In the first case, a film producer who was an owner/occupant in an upscale association wished to produce a “reality show” for a TV series based on the lives of persons living within the association. The show was based on interviews conducted with the residents and discussions between the residents and their family members and neighbors. The association objected to this filming because by filming the common areas such as the club house, the golf course and the entrance way, the identity of the association would be readily determined by persons familiar with the community and would caste the association in a negative fashion. The association contended that the filming was contrary to the residential use requirement specified in the CC&R’s. The film producer, who was represented by the undersigned, contended that the filming was not a violation of the residential use restriction. The association threatened to but did not initiate a court action to block the filming and/or production. The show was produced and it was popularly received on television.
In the second case, a resident within a gated senior association was conducting a school in her residence. Somewhere between 10 to 20 children arrived by car who were taught and/or tutored at the owner’s residence by the owner. The association believed that this was a non-residential use contrary to the CC&R’s. The association filed an action against the owner. The case is currently pending and a trial date has not yet been set.

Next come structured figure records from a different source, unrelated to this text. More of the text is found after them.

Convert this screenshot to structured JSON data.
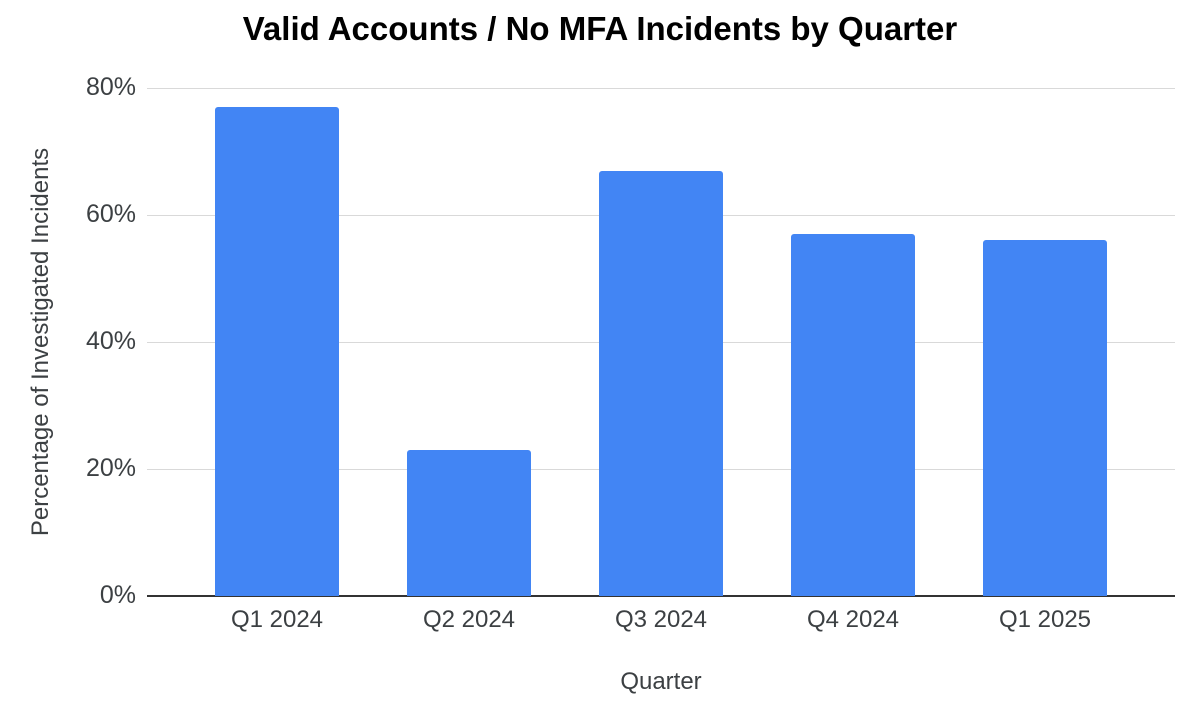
{
  "chart_data": {
    "type": "bar",
    "title": "Valid Accounts / No MFA Incidents by Quarter",
    "categories": [
      "Q1 2024",
      "Q2 2024",
      "Q3 2024",
      "Q4 2024",
      "Q1 2025"
    ],
    "values": [
      77,
      23,
      67,
      57,
      56
    ],
    "xlabel": "Quarter",
    "ylabel": "Percentage of Investigated Incidents",
    "y_ticks": [
      {
        "value": 0,
        "label": "0%"
      },
      {
        "value": 20,
        "label": "20%"
      },
      {
        "value": 40,
        "label": "40%"
      },
      {
        "value": 60,
        "label": "60%"
      },
      {
        "value": 80,
        "label": "80%"
      }
    ],
    "ylim": [
      0,
      80
    ],
    "grid": true,
    "legend_position": "none",
    "bar_color": "#4285F4",
    "gridline_color": "#d9d9d9",
    "axis_line_color": "#333333",
    "title_color": "#000000",
    "label_color": "#3c4043"
  }
}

In the third case, an owner remodeled his two-story residence, so that the only access to his second story was by an outside stairway. On the second story, there were three separate living units. The owner had effectively converted his single family residence into a four-plex. The owner discontinued this use when the association threatened enforcement action based on Hill v. Ghamaty (2006) 143 Cal. App. 4th 1156.

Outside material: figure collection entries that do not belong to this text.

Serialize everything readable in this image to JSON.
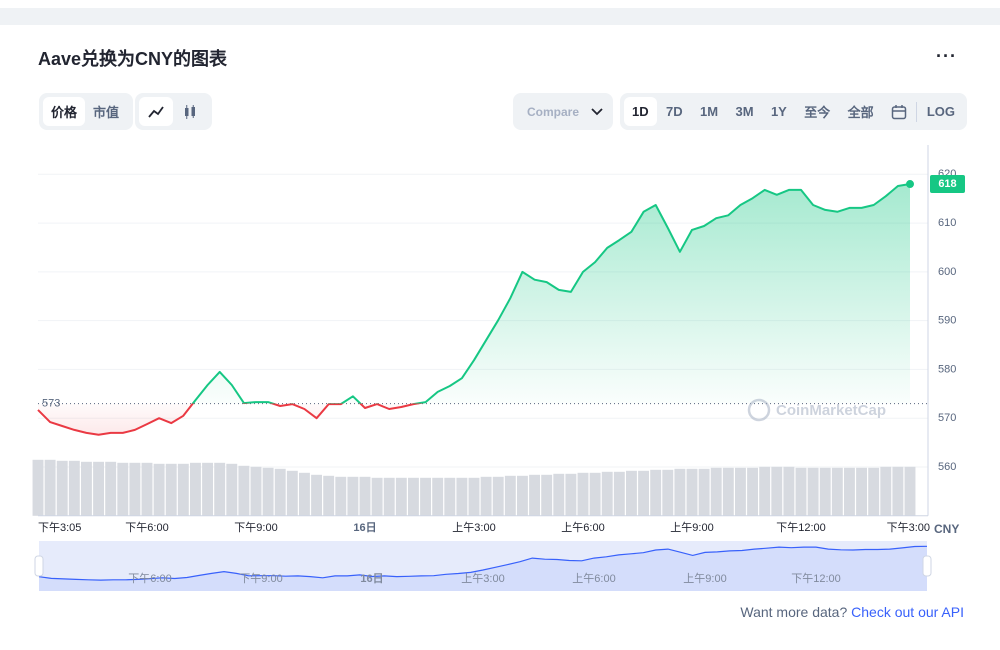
{
  "header": {
    "title": "Aave兑换为CNY的图表"
  },
  "toolbar": {
    "tabs": [
      "价格",
      "市值"
    ],
    "compare": "Compare",
    "ranges": [
      "1D",
      "7D",
      "1M",
      "3M",
      "1Y",
      "至今",
      "全部"
    ],
    "log": "LOG"
  },
  "chart_data": {
    "type": "line",
    "categories": [
      "下午3:05",
      null,
      null,
      null,
      null,
      null,
      null,
      null,
      null,
      "下午6:00",
      null,
      null,
      null,
      null,
      null,
      null,
      null,
      null,
      "下午9:00",
      null,
      null,
      null,
      null,
      null,
      null,
      null,
      null,
      "16日",
      null,
      null,
      null,
      null,
      null,
      null,
      null,
      null,
      "上午3:00",
      null,
      null,
      null,
      null,
      null,
      null,
      null,
      null,
      "上午6:00",
      null,
      null,
      null,
      null,
      null,
      null,
      null,
      null,
      "上午9:00",
      null,
      null,
      null,
      null,
      null,
      null,
      null,
      null,
      "下午12:00",
      null,
      null,
      null,
      null,
      null,
      null,
      null,
      null,
      "下午3:00"
    ],
    "values": [
      571.7,
      569.2,
      568.4,
      567.6,
      567.0,
      566.6,
      567.0,
      567.0,
      567.6,
      568.8,
      570.0,
      569.0,
      570.5,
      573.7,
      576.8,
      579.5,
      576.8,
      573.1,
      573.3,
      573.3,
      572.5,
      572.9,
      571.9,
      570.0,
      572.9,
      572.9,
      574.5,
      572.1,
      572.9,
      571.9,
      572.3,
      572.9,
      573.3,
      575.4,
      576.6,
      578.2,
      581.9,
      586.0,
      590.1,
      594.6,
      600.0,
      598.4,
      597.9,
      596.3,
      595.9,
      600.0,
      602.0,
      604.9,
      606.5,
      608.2,
      612.3,
      613.7,
      609.0,
      604.1,
      608.6,
      609.4,
      611.0,
      611.6,
      613.7,
      615.1,
      616.8,
      615.8,
      616.8,
      616.8,
      613.7,
      612.7,
      612.3,
      613.1,
      613.1,
      613.7,
      615.5,
      617.6,
      618
    ],
    "volume": [
      56,
      56,
      55,
      55,
      54,
      54,
      54,
      53,
      53,
      53,
      52,
      52,
      52,
      53,
      53,
      53,
      52,
      50,
      49,
      48,
      47,
      45,
      43,
      41,
      40,
      39,
      39,
      39,
      38,
      38,
      38,
      38,
      38,
      38,
      38,
      38,
      38,
      39,
      39,
      40,
      40,
      41,
      41,
      42,
      42,
      43,
      43,
      44,
      44,
      45,
      45,
      46,
      46,
      47,
      47,
      47,
      48,
      48,
      48,
      48,
      49,
      49,
      49,
      48,
      48,
      48,
      48,
      48,
      48,
      48,
      49,
      49,
      49
    ],
    "ylim": [
      550,
      626
    ],
    "yticks": [
      560,
      570,
      580,
      590,
      600,
      610,
      620
    ],
    "reference_price": 573,
    "current_price": 618,
    "up_color": "#16c784",
    "down_color": "#ea3943",
    "volume_color": "#d7dae0",
    "navigator_color": "#3861fb",
    "unit": "CNY",
    "watermark": "CoinMarketCap",
    "grid": true
  },
  "footer": {
    "question": "Want more data?",
    "link": "Check out our API"
  }
}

Turning to the case of the chiropractor’s home-based business, some of the issues the court will consider are: (a) the number of patients, vendors and employees visiting on a daily basis, (b) the number of vehicles and the duration of stay of the vehicles and (c) the adverse impact on the neighbors. Based on the above referenced cases, the issue is whether a chiropractor’s office is more like a beauty parlor or more like an attorney’s office or a real estate office. The answer may depend on the volume of business activity and whether the association has permitted any other home-based businesses. There is no clear answer.